# pH issues



## PTCrow (Apr 25, 2005)

While I'm picking everyone's brain-- I also have a low pH problem. As of yesterday it was 6.4. Normally it was approx. 7.5, which I understand is still low for happy cichlids. How critical is this? And what can I do to raise the pH, without just dumping chemicals in the water?

One last question, I read in another section of this site that you can have too muich aeration in a tank. How much is too much, and how is this bad? I don't want to have too much oxygen either. 

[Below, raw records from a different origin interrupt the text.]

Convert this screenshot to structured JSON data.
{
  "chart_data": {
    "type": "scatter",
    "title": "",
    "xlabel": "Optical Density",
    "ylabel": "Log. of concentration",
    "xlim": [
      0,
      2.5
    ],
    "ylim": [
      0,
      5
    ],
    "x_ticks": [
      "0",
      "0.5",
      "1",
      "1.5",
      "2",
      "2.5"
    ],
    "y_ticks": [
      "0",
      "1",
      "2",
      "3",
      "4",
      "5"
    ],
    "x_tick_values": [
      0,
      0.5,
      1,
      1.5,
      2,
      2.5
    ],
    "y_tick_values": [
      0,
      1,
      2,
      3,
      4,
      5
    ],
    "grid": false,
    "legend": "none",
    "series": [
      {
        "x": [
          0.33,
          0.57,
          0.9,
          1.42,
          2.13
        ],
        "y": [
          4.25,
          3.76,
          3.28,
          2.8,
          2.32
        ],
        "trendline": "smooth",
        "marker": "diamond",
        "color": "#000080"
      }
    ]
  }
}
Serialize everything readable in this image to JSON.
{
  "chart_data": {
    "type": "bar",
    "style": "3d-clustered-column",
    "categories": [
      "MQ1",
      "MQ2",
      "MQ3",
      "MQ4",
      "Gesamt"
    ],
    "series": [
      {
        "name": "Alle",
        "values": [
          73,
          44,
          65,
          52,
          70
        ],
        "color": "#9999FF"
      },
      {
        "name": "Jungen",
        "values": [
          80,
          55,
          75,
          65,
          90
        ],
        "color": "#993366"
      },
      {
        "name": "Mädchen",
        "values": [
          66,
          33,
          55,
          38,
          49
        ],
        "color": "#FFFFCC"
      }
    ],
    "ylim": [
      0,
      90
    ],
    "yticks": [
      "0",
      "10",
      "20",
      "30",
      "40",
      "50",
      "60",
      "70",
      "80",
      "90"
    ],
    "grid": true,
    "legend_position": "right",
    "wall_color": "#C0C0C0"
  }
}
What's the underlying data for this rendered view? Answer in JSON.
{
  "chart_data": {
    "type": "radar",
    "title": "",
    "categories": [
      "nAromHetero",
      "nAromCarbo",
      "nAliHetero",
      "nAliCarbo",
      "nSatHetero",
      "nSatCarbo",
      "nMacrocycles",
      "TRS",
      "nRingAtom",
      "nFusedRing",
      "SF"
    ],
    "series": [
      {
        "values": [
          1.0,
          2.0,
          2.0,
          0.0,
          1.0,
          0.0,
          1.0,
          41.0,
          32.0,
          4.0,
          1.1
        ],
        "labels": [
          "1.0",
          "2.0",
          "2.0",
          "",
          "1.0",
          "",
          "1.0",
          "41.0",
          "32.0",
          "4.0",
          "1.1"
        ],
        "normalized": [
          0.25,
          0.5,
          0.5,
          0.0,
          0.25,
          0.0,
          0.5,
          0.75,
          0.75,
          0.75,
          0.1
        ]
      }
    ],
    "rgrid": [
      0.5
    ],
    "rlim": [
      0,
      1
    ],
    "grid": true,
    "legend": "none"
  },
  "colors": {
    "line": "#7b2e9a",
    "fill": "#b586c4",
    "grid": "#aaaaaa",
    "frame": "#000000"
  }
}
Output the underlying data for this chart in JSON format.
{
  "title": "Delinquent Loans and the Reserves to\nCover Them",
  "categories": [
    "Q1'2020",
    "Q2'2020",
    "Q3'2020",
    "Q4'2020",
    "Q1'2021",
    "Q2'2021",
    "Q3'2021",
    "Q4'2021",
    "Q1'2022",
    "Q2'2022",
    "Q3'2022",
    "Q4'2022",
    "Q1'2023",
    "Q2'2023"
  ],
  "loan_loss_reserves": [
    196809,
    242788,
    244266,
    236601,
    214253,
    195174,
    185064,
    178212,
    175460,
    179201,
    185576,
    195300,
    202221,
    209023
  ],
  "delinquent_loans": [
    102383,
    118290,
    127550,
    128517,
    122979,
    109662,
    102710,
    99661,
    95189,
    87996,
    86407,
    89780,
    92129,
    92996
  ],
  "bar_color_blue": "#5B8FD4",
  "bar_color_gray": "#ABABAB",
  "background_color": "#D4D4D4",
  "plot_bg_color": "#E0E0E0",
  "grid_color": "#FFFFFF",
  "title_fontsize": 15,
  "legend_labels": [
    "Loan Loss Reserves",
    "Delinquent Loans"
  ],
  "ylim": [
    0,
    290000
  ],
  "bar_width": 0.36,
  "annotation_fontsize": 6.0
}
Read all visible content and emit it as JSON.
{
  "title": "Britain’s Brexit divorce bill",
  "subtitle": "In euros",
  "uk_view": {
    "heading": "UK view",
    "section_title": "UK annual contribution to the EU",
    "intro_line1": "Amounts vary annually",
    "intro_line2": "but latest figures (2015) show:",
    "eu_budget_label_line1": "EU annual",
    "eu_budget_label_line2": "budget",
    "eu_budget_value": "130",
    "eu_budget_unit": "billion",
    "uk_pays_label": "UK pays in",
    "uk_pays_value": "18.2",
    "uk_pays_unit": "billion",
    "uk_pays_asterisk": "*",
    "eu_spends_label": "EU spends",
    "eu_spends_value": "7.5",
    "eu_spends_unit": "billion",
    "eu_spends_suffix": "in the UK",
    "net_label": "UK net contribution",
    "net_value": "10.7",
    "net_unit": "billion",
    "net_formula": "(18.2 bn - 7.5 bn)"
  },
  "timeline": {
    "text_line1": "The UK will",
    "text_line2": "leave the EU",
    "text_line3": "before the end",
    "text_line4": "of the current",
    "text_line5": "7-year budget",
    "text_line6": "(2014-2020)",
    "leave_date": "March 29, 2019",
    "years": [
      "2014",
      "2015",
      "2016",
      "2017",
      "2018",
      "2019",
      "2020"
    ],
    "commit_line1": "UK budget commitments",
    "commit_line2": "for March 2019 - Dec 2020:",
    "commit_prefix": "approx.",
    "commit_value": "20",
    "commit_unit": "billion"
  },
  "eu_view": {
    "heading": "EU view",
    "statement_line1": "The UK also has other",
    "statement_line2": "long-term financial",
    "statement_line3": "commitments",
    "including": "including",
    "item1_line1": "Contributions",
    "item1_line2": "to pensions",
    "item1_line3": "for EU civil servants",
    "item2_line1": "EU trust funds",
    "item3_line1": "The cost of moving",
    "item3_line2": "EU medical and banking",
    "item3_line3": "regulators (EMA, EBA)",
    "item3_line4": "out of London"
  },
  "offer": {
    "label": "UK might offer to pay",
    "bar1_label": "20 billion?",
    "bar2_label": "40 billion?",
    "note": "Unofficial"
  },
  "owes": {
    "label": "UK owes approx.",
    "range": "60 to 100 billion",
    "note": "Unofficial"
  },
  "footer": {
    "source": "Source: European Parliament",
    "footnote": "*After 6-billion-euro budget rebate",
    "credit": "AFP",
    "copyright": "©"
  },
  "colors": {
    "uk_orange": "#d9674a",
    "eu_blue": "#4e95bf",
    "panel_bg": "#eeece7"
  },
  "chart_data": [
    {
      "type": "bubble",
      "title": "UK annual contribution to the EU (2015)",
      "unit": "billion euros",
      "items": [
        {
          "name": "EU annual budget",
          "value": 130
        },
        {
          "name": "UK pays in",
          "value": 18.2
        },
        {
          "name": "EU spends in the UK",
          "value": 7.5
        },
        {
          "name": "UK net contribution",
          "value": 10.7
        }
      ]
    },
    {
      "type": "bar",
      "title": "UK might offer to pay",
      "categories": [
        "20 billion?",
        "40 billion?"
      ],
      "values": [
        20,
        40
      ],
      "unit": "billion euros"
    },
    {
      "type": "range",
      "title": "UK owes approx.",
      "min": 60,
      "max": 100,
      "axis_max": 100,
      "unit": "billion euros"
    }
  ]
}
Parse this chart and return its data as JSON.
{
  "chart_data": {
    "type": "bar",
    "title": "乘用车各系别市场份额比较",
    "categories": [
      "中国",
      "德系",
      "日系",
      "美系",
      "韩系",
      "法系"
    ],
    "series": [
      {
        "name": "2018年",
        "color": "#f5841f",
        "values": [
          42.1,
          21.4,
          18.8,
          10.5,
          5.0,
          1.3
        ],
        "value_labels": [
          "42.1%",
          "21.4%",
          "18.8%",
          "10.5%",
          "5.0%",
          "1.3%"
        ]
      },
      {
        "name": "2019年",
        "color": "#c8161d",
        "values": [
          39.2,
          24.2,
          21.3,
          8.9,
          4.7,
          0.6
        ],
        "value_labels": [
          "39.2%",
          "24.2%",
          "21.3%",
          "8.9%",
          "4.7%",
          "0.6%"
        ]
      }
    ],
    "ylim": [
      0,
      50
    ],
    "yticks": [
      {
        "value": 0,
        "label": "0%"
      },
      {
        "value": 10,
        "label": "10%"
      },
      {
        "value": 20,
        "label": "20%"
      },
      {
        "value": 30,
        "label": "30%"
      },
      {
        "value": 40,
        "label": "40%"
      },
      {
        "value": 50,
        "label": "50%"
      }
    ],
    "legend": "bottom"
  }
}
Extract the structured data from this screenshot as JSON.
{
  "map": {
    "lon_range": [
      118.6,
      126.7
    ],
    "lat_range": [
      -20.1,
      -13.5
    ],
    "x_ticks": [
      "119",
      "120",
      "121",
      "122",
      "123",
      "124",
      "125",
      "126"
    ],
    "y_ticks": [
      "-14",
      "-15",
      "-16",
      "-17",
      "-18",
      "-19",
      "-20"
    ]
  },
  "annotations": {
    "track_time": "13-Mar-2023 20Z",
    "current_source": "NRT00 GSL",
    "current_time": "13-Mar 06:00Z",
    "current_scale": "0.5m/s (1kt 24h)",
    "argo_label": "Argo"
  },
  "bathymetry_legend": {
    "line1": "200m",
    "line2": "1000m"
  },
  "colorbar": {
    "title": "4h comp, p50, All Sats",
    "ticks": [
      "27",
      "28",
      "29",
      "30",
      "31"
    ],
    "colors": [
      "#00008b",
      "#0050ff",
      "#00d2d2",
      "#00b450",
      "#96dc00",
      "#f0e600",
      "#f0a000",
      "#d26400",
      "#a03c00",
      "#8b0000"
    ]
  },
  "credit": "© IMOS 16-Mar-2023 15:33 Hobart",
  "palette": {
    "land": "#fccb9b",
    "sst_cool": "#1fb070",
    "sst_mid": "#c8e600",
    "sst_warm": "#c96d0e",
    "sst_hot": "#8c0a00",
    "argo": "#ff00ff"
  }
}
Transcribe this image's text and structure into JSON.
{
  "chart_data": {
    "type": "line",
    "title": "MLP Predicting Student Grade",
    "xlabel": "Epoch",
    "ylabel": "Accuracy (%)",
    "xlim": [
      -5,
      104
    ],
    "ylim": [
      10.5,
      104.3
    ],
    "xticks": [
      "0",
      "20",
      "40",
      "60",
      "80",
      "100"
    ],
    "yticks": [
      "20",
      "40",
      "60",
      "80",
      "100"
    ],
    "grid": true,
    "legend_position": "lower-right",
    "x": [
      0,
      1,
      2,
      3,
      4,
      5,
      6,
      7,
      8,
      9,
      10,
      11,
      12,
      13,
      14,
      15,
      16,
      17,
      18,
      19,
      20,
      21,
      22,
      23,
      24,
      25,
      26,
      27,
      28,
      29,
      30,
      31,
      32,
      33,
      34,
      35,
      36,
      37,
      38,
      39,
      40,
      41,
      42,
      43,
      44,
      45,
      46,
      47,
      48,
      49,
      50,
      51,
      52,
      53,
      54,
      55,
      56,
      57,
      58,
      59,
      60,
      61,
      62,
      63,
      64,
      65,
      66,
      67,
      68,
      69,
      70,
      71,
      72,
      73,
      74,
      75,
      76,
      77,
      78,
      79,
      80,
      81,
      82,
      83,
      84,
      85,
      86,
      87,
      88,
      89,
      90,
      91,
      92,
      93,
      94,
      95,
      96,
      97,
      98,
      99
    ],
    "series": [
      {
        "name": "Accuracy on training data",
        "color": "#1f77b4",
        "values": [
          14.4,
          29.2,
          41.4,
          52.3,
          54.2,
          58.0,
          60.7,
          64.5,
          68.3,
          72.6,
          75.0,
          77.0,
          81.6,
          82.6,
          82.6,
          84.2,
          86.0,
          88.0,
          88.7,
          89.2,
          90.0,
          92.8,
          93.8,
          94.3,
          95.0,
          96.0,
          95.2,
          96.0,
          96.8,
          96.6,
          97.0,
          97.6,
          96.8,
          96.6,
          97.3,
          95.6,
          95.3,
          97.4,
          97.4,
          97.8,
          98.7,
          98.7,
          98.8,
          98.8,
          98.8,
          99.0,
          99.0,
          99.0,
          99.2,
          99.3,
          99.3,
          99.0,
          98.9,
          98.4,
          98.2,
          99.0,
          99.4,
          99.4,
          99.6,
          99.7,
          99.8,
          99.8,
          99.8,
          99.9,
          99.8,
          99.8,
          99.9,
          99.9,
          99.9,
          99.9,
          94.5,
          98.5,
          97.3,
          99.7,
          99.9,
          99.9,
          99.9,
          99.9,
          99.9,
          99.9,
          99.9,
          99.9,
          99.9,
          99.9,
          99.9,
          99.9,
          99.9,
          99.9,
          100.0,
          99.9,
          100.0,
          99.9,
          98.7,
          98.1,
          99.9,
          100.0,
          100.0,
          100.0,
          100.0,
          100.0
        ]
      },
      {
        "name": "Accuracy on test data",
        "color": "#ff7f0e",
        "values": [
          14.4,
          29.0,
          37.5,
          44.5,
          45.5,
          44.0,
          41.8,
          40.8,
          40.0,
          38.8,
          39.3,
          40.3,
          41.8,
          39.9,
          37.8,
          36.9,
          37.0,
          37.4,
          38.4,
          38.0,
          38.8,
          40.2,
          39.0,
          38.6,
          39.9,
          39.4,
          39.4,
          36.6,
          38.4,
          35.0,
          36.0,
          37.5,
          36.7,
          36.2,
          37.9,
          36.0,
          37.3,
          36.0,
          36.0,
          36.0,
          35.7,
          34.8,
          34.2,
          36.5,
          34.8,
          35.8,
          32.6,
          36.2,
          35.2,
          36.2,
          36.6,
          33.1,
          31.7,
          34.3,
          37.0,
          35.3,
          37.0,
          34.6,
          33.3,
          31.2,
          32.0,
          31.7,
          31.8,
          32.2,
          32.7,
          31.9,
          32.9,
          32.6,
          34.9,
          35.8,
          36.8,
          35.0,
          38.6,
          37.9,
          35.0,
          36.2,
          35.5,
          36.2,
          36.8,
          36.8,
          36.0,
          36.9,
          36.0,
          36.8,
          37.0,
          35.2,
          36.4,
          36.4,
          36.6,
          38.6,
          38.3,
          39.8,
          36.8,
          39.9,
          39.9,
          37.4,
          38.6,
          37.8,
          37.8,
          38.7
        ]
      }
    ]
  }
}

All in all, I think the harder I try, the more I'm messing up.


----------



## FISHFACE (Mar 2, 2005)

Don't try so hard.  This is a fun and interesting hobby. :twisted:   If you stress about it you might consider finding another hobby.  No, seriously.  IT AIN'T THAT SERIOUS :fun:  :idea:


----------



## TANKER (Apr 28, 2005)

I'll try the last first, aeration. To much aeration can be bad in that it can cause gas embolisms in your fish due to the absorbtion of the oxigen rich water. As for how much is to much, thats hard to answer. Basically if your water looks a little cloudy from all the tiny air bubbles, you might want to consider choking the airline a bit.
Now the next one, raising PH. The easiest method to raise PH is to simply add crushed coral or shell to your substrate, keep in mind however that this will also raise your KH levels. A good place to start is to test your water at its source(ie tap or ro unit whichever the case may be) and comparing it to that in your tank. If the source is significantly higher in ph than the tank then you may need more frequent water changes. Also if you are using any co2 in the tank this will drastically drop ph levels.


----------



## Osiris (Jan 18, 2005)

I would suggest aquascaping with lace rock, this way you shouldn't have a problem with ph levels only during water changes your going to have problems, your going to need to find a way to raise PH levels during water changes as if you add it directly to the tank your adding low ph to high ph which could really stress your fish out, i would suggest getting a storage container, stock it with some lace rock and have that ready for storing water for water changes. As changing substrate will be alot of work..


----------